Nell’odierna pesca a strascico non è mancato qualche recupero: il candidato di allora, oggi 83enne, o anche l’altro autorevole costituzionalista, anni 86. Entrambi, come Mattarella, provenienti dalla Corte. Ma è una generazione che sta per lasciare il campo e non ha eredi.
L’ha sostituita un rappattumato populismo (democrazia è il popolo che vota, il popolo si arrabatta come può, ramazzando scampoli di antiqualcosa). Un populismo afasico, sopraffatto – ora alleandovici, ora combattendolo – da una nordica cultura del fare che si vuole espressione della “società civile”, che sa vendere in Cina e in Mozambico, orgogliosamente priva di ogni idea di nazione, di inutili sguardi sul futuro o sul mondo.

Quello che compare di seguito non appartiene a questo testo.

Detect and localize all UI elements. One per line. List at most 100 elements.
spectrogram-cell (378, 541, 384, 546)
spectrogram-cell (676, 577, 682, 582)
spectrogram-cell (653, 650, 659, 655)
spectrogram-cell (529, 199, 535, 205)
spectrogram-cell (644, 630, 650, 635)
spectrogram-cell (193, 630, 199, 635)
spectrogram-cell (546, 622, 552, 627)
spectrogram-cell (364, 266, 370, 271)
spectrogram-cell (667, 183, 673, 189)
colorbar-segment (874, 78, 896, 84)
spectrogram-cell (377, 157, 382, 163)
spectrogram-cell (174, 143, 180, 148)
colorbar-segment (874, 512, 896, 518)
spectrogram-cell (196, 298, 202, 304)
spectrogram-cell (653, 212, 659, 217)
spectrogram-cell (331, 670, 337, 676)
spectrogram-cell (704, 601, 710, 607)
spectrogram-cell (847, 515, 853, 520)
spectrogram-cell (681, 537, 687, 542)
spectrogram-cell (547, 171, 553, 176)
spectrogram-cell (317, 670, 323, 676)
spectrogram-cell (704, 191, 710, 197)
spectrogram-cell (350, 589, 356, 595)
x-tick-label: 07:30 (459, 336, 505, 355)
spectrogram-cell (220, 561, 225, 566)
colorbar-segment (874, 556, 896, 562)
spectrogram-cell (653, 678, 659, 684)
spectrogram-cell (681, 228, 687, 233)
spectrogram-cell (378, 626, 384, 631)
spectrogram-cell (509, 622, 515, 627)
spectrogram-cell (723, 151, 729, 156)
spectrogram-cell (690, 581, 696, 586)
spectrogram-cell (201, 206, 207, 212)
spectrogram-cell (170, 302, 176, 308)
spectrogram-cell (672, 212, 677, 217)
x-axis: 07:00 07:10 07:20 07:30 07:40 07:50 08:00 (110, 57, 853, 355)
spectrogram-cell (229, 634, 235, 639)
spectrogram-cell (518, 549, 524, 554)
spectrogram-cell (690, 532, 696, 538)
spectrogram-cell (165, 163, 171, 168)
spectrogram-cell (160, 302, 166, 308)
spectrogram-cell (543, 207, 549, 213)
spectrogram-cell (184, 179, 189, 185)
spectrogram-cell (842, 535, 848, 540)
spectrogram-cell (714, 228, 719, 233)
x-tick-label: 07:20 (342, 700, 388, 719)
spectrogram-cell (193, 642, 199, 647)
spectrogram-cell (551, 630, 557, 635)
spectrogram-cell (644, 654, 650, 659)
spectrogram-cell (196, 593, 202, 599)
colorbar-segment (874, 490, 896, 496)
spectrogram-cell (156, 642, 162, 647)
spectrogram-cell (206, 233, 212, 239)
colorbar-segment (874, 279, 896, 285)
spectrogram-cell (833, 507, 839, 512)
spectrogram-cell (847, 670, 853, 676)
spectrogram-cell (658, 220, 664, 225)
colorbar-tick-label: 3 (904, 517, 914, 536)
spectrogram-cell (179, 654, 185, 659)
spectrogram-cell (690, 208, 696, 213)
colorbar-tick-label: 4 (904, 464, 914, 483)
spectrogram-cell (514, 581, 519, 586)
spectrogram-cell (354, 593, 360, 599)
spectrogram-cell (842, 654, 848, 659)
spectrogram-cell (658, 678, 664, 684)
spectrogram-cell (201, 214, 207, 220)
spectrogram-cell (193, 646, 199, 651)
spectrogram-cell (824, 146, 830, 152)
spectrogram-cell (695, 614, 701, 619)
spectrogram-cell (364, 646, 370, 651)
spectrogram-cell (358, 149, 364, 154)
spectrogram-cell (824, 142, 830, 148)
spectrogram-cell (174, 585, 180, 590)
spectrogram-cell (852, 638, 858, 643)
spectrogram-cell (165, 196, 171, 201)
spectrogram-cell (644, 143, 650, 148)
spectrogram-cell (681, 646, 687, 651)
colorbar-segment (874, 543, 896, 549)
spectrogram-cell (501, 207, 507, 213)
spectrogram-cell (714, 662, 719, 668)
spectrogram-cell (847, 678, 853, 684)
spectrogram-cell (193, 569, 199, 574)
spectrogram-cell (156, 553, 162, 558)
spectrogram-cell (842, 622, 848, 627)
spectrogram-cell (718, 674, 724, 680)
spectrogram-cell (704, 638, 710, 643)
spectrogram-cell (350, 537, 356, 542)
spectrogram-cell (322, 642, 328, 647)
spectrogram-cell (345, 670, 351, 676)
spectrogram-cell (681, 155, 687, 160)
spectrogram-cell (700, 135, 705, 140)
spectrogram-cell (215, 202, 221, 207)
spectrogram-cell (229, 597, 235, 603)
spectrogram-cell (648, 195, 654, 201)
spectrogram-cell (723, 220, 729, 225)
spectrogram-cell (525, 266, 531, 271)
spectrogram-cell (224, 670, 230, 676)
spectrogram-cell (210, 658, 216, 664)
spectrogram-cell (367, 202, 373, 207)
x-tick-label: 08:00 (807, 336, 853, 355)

Una cultura che ha avuto come unico pseudosupporto l’antipolitica, la lontananza dai palazzi – così infatti costoro chiamano le istituzioni.
Silvio Berlusconi ne è stato per anni brillante rappresentante e campione – nella sua diuturna erosione allo stato di diritto, nell’attacco alle istituzioni e agli interessi collettivi. È una stagione che ha divorato i palazzi. E se l’uomo è giunto al confin di sua dimora in terra, il testimone è stato ben raccolto da una “lega” che non sa andare oltre un distratto e becero nordismo.
Per carità di patria, si possono anche chiudere gli occhi sulla vicenda degli ultimi giorni, eppure ancora ieri mezzo parlamento appoggiava l’idea che un uomo anziano, di salute precaria, espulso dal parlamento (che avrebbe dovuto eleggerlo) per reati fiscali, con carichi giudiziari mai risolti, fosse eletto alla massima carica dello stato.
Anche questa volta, come in tante occasioni, non un’ombra di orror di sé stessa ha colto quella classe politica. Qualcuno dirà «questa è la destra italiana, ragazzi». È vero, legittimamente rivendicando di essere maggioranza, le destre hanno saputo solo balbettare. Ma la cosiddetta sinistra, che si vuole erede di molte diverse culture di grande peso nella storia del paese, da quella cattolica a quella laica-socialista, nonché liberale, per anni si è abbandonata al fascino di battaglie morali attorno all’erotismo senile del signor B o ai suoi misfatti, rinunciando a ogni progetto politico, a ogni visione del mondo. Fino a far propria l’aura dottrina del “meno poltrone!” per ridurre il numero dei parlamentari della Repubblica. Gli eredi dei costituenti!